In the past, I have sent a short, daily reflection each day during Lent. (My apologies for being late this year due to sickness).
These reflections on the Scripture of the day are meant to be a help for a daily 5-10 minute reflection or prayer. Some of these reflections are adapted from Henri Nouwen; others will be written by someone else or me. If you feel moved to write one or two, please let me know.
Let me I suggest the following format for each reflection:
1. Place yourself in God's presence, perhaps with a prayer like: "Spirit of God, please pray through me, draw me to you, sanctify, and create me anew."
2. Read the reflection slowly and be attentive to what stirs within you.
3. Speak to God or Jesus about whatever is on your mind and in your heart.
4. Listen to God's response or simply rest in God's presence with an open mind and a receptive heart.
5. End with the "Our Father" or another favorite prayed slowly.

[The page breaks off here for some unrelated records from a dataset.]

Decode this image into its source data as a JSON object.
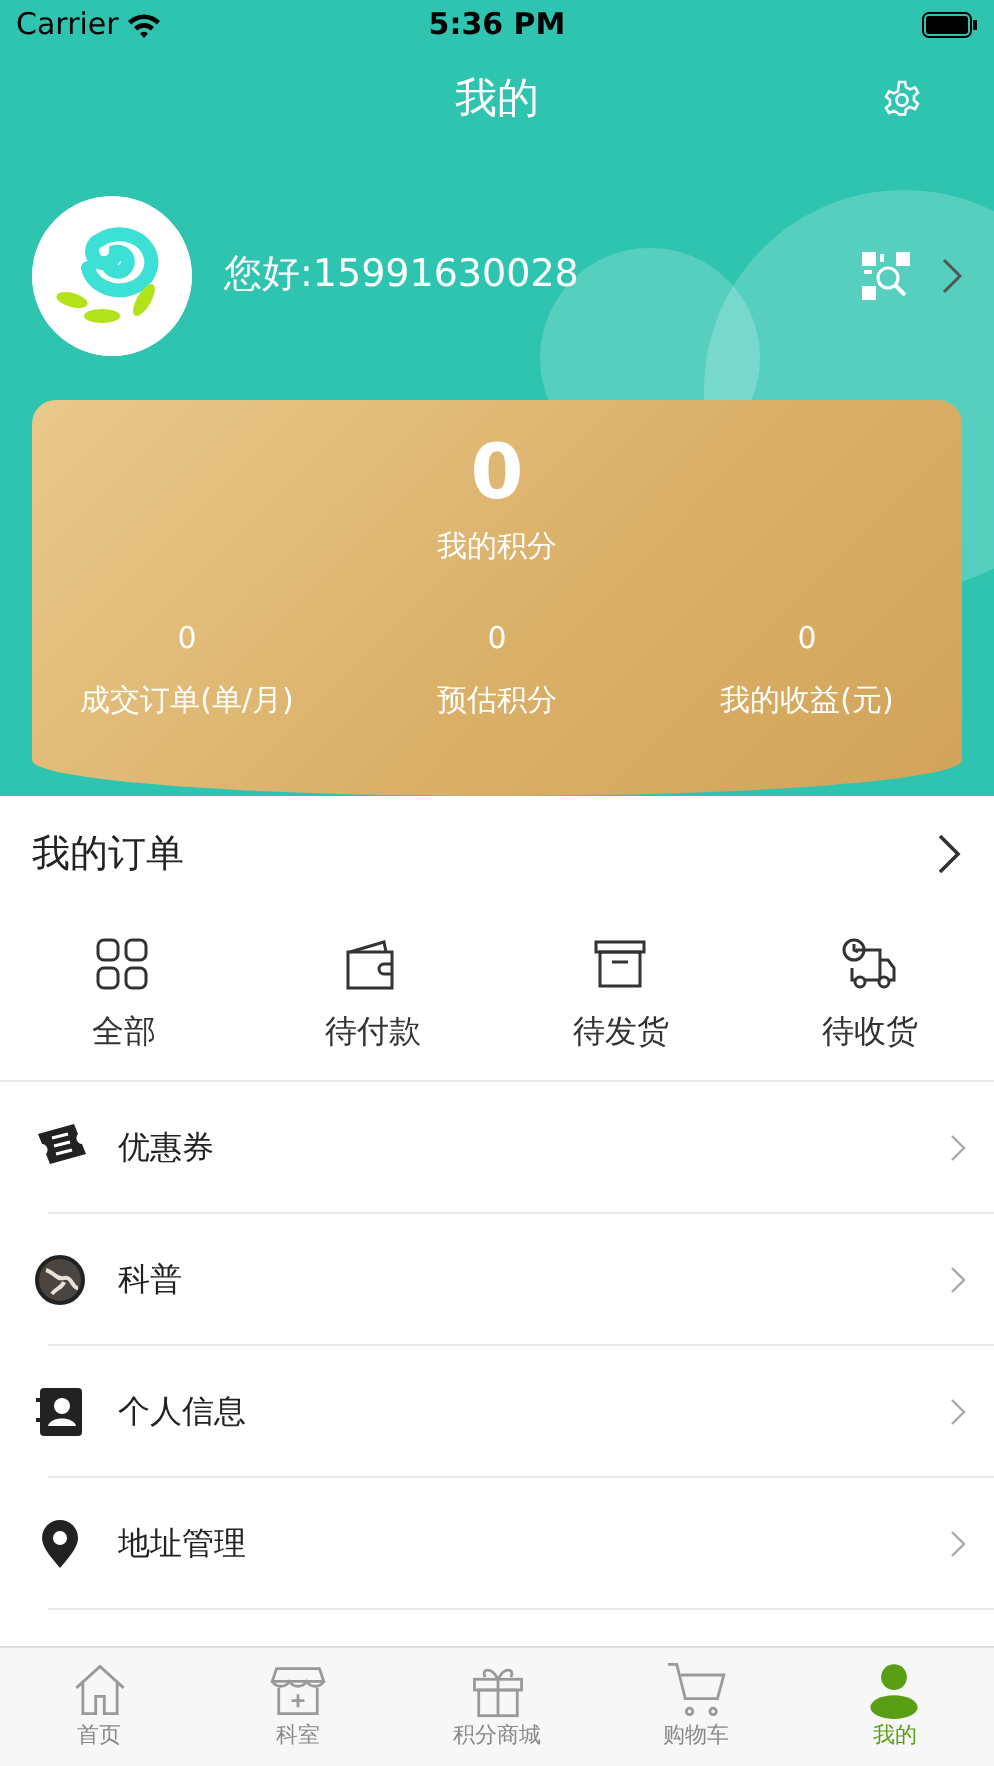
{
  "status_bar": {
    "carrier": "Carrier",
    "time": "5:36 PM"
  },
  "header": {
    "title": "我的",
    "greeting": "您好:15991630028"
  },
  "points_card": {
    "total": "0",
    "total_label": "我的积分",
    "stats": [
      {
        "value": "0",
        "label": "成交订单(单/月)"
      },
      {
        "value": "0",
        "label": "预估积分"
      },
      {
        "value": "0",
        "label": "我的收益(元)"
      }
    ]
  },
  "orders": {
    "title": "我的订单",
    "items": [
      {
        "label": "全部"
      },
      {
        "label": "待付款"
      },
      {
        "label": "待发货"
      },
      {
        "label": "待收货"
      }
    ]
  },
  "menu": [
    {
      "label": "优惠券"
    },
    {
      "label": "科普"
    },
    {
      "label": "个人信息"
    },
    {
      "label": "地址管理"
    }
  ],
  "tab_bar": [
    {
      "label": "首页",
      "selected": false
    },
    {
      "label": "科室",
      "selected": false
    },
    {
      "label": "积分商城",
      "selected": false
    },
    {
      "label": "购物车",
      "selected": false
    },
    {
      "label": "我的",
      "selected": true
    }
  ]
}
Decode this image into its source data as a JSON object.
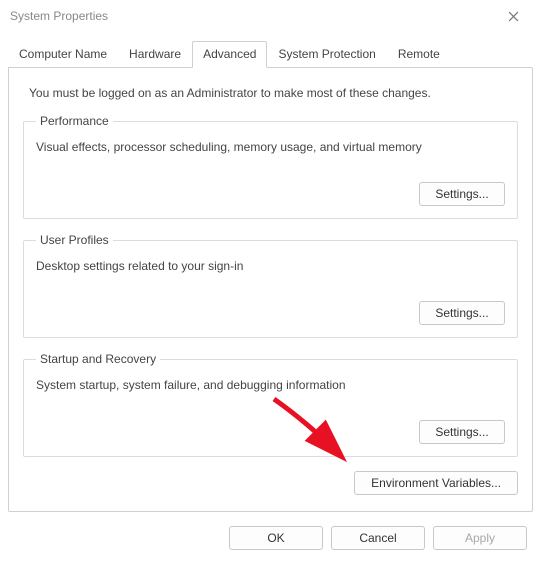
{
  "window": {
    "title": "System Properties"
  },
  "tabs": {
    "computer_name": "Computer Name",
    "hardware": "Hardware",
    "advanced": "Advanced",
    "system_protection": "System Protection",
    "remote": "Remote"
  },
  "intro": "You must be logged on as an Administrator to make most of these changes.",
  "groups": {
    "performance": {
      "legend": "Performance",
      "desc": "Visual effects, processor scheduling, memory usage, and virtual memory",
      "button": "Settings..."
    },
    "user_profiles": {
      "legend": "User Profiles",
      "desc": "Desktop settings related to your sign-in",
      "button": "Settings..."
    },
    "startup": {
      "legend": "Startup and Recovery",
      "desc": "System startup, system failure, and debugging information",
      "button": "Settings..."
    }
  },
  "env_button": "Environment Variables...",
  "dialog": {
    "ok": "OK",
    "cancel": "Cancel",
    "apply": "Apply"
  }
}
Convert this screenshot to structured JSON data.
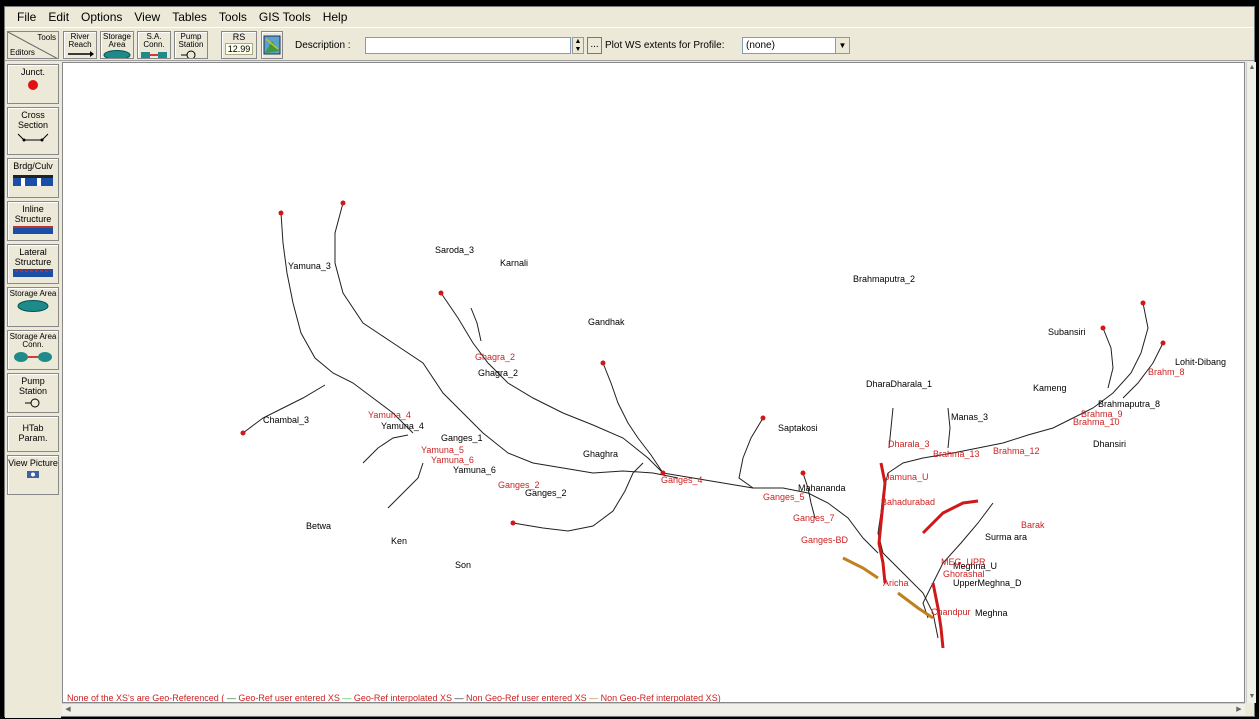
{
  "menu": [
    "File",
    "Edit",
    "Options",
    "View",
    "Tables",
    "Tools",
    "GIS Tools",
    "Help"
  ],
  "toolbar": {
    "tools_label": "Tools",
    "editors_label": "Editors",
    "river_reach": "River Reach",
    "storage_area": "Storage Area",
    "sa_conn": "S.A. Conn.",
    "pump_station": "Pump Station",
    "rs_label": "RS",
    "rs_value": "12.99",
    "description_label": "Description :",
    "description_value": "",
    "dots": "...",
    "plot_label": "Plot WS extents for Profile:",
    "plot_value": "(none)"
  },
  "left_tools": {
    "junct": "Junct.",
    "cross_section": "Cross Section",
    "brdg_culv": "Brdg/Culv",
    "inline_structure": "Inline Structure",
    "lateral_structure": "Lateral Structure",
    "storage_area": "Storage Area",
    "storage_area_conn": "Storage Area Conn.",
    "pump_station": "Pump Station",
    "htab_param": "HTab Param.",
    "view_picture": "View Picture"
  },
  "legend": {
    "prefix": "None of the XS's are Geo-Referenced ( ",
    "item1": "Geo-Ref user entered XS",
    "item2": "Geo-Ref interpolated XS",
    "item3": "Non Geo-Ref user entered XS",
    "item4": "Non Geo-Ref interpolated XS)",
    "colors": {
      "geo_user": "#1a7a1a",
      "geo_interp": "#30c030",
      "nongeo_user": "#202020",
      "nongeo_interp": "#d08020"
    }
  },
  "map_labels": {
    "saroda": "Saroda_3",
    "karnali": "Karnali",
    "brahmaputra2": "Brahmaputra_2",
    "gandhak": "Gandhak",
    "subansiri": "Subansiri",
    "lohit": "Lohit-Dibang",
    "brahm8": "Brahm_8",
    "ghagra2_red": "Ghagra_2",
    "ghagra2": "Ghagra_2",
    "dharala1": "DharaDharala_1",
    "kameng": "Kameng",
    "brahmaputra8": "Brahmaputra_8",
    "brahma9": "Brahma_9",
    "brahma10": "Brahma_10",
    "manas": "Manas_3",
    "dhansiri": "Dhansiri",
    "saptakosi": "Saptakosi",
    "yamuna3": "Yamuna_3",
    "chambal3": "Chambal_3",
    "yamuna4_red": "Yamuna_4",
    "yamuna4": "Yamuna_4",
    "ganges1": "Ganges_1",
    "yamuna5": "Yamuna_5",
    "yamuna6_red": "Yamuna_6",
    "yamuna6": "Yamuna_6",
    "ganges2_red": "Ganges_2",
    "ganges2": "Ganges_2",
    "ghaghra": "Ghaghra",
    "ganges4": "Ganges_4",
    "ganges5": "Ganges_5",
    "mahananda": "Mahananda",
    "ganges7": "Ganges_7",
    "gangesbd": "Ganges-BD",
    "dharala3": "Dharala_3",
    "brahma12": "Brahma_12",
    "brahma13": "Brahma_13",
    "jamunau": "Jamuna_U",
    "bahadurabad": "Bahadurabad",
    "barak": "Barak",
    "surma": "Surma ara",
    "meghnau": "Meghna_U",
    "megupr": "MEG_UPR",
    "ghorashal": "Ghorashal",
    "uppermeghna": "UpperMeghna_D",
    "aricha": "Aricha",
    "chandpur": "Chandpur",
    "meghna": "Meghna",
    "betwa": "Betwa",
    "ken": "Ken",
    "son": "Son"
  }
}
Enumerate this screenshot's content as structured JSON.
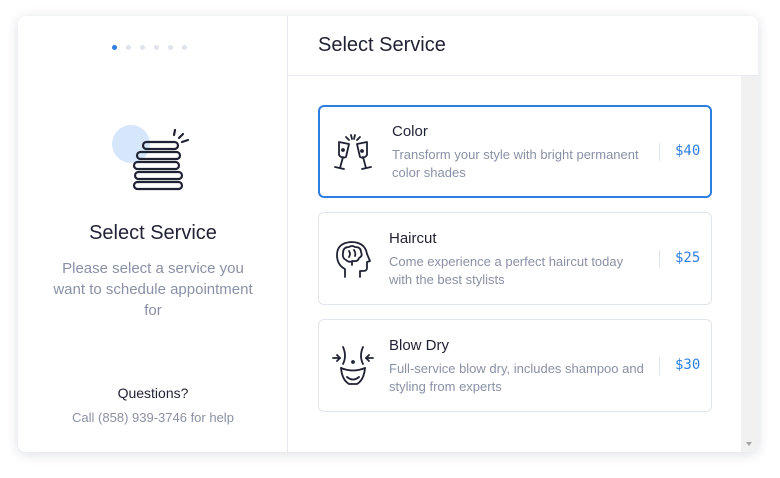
{
  "colors": {
    "accent": "#2d7ee0",
    "text": "#1f2233",
    "muted": "#8a91a6",
    "border": "#e1e5ec"
  },
  "sidebar": {
    "steps_total": 6,
    "step_active": 1,
    "illustration_icon": "stack-list-icon",
    "title": "Select Service",
    "description": "Please select a service you want to schedule appointment for",
    "questions_label": "Questions?",
    "help_text": "Call (858) 939-3746 for help"
  },
  "main": {
    "title": "Select Service",
    "services": [
      {
        "name": "Color",
        "description": "Transform your style with bright permanent color shades",
        "price": "$40",
        "icon": "champagne-glasses-icon",
        "selected": true
      },
      {
        "name": "Haircut",
        "description": "Come experience a perfect haircut today with the best stylists",
        "price": "$25",
        "icon": "head-brain-icon",
        "selected": false
      },
      {
        "name": "Blow Dry",
        "description": "Full-service blow dry, includes shampoo and styling from experts",
        "price": "$30",
        "icon": "waist-slim-icon",
        "selected": false
      }
    ]
  }
}
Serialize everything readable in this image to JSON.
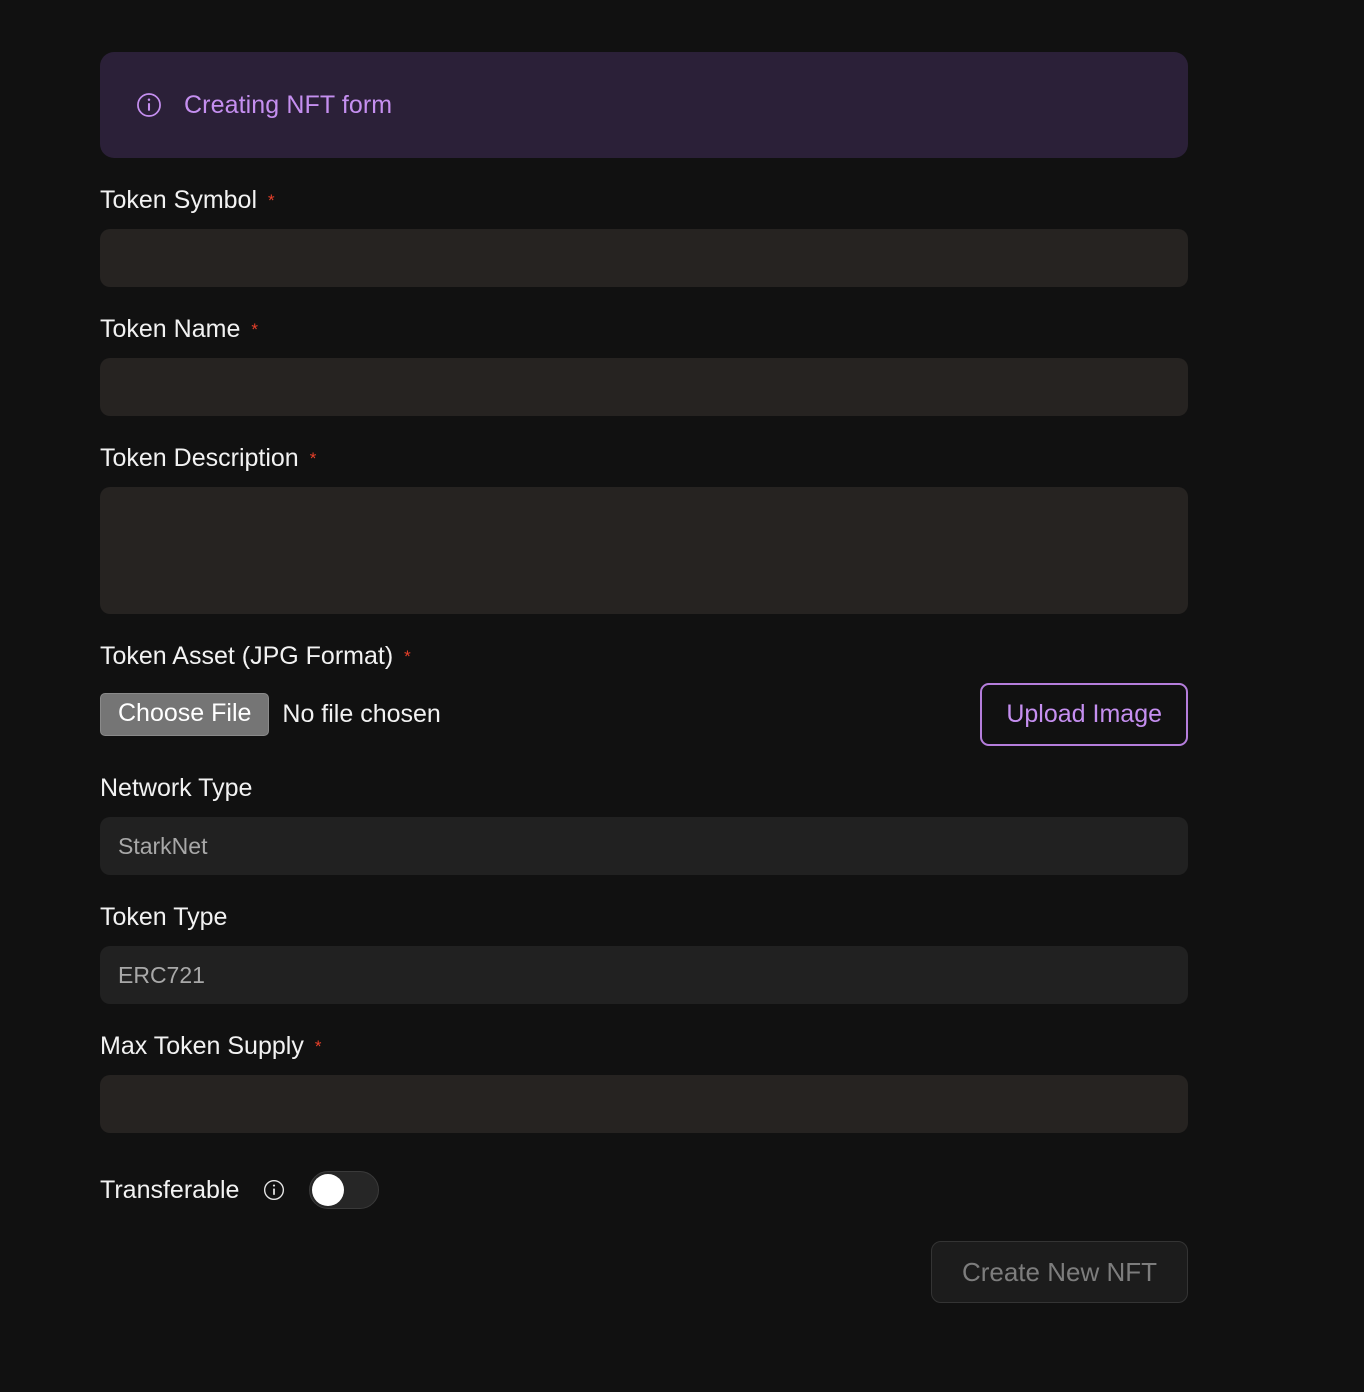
{
  "banner": {
    "icon": "info-circle-icon",
    "text": "Creating NFT form"
  },
  "fields": {
    "token_symbol": {
      "label": "Token Symbol",
      "required_marker": "*",
      "value": "",
      "placeholder": ""
    },
    "token_name": {
      "label": "Token Name",
      "required_marker": "*",
      "value": "",
      "placeholder": ""
    },
    "token_description": {
      "label": "Token Description",
      "required_marker": "*",
      "value": "",
      "placeholder": ""
    },
    "token_asset": {
      "label": "Token Asset (JPG Format)",
      "required_marker": "*",
      "choose_file_label": "Choose File",
      "file_status": "No file chosen",
      "upload_button_label": "Upload Image"
    },
    "network_type": {
      "label": "Network Type",
      "selected": "StarkNet"
    },
    "token_type": {
      "label": "Token Type",
      "selected": "ERC721"
    },
    "max_token_supply": {
      "label": "Max Token Supply",
      "required_marker": "*",
      "value": "",
      "placeholder": ""
    },
    "transferable": {
      "label": "Transferable",
      "info_icon": "info-circle-icon",
      "state": "off"
    }
  },
  "submit": {
    "label": "Create New NFT",
    "disabled": true
  },
  "colors": {
    "page_background": "#111111",
    "banner_background": "#2b2038",
    "accent_purple": "#c58ff0",
    "accent_purple_border": "#b57edc",
    "input_background": "#262321",
    "select_background": "#212121",
    "required_red": "#e8402a",
    "label_text": "#f2f2f2",
    "muted_text": "#a8a8a8",
    "disabled_text": "#7d7d7d",
    "choose_file_background": "#757575"
  }
}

Thursday, 1st Week: God Always Gives More Than Enough
“Ask and it will be given to you; seek and you will find; knock and the door will be opened to you. For everyone who asks, receives; and the one who seeks, finds; and to the one who knocks, the door will be opened.” - Matthew 7:7-8
Jesus reveals a God who promises to answer those who earnestly call out for help. Moreover, God doesn't give us just enough. God gives us in abundance. More than enough, more food than we can eat, more love than we dare to ask for. But if God is a generous giver, then why do many of our prayers remain unanswered?
Queen Esther’s prayer of deep reliance gives us a clue: “God of Abraham, God of Isaac, and God of Jacob, blessed are you. Help me, who am alone and have no help but you.” - Est C:14 We can only see and enjoy God's generosity when our hearts and minds are unclouded and unfettered. When we are full of demands or attachments, we narrow our vision only to those peoples, things, and conditions that we think will make us happy. When we focus on what we did not get, we miss God’s blessings, disguised in other ways. We remain distant from God and unable to experience what God truly wants to give us, which is life and life in abundance. Moreover, we close ourselves to God when we, as individuals or societies, consume more than what we need, thereby restricting others access to God’s bountiful gifts. The journey of Lent involves recognizing when our sense of entitlement, self-preoccupation, or fear keeps us from experiencing God who wants what is best for us. And seeking help for conversion of heart.
Lord, help us to live gratefully and simply, so that others may simply live.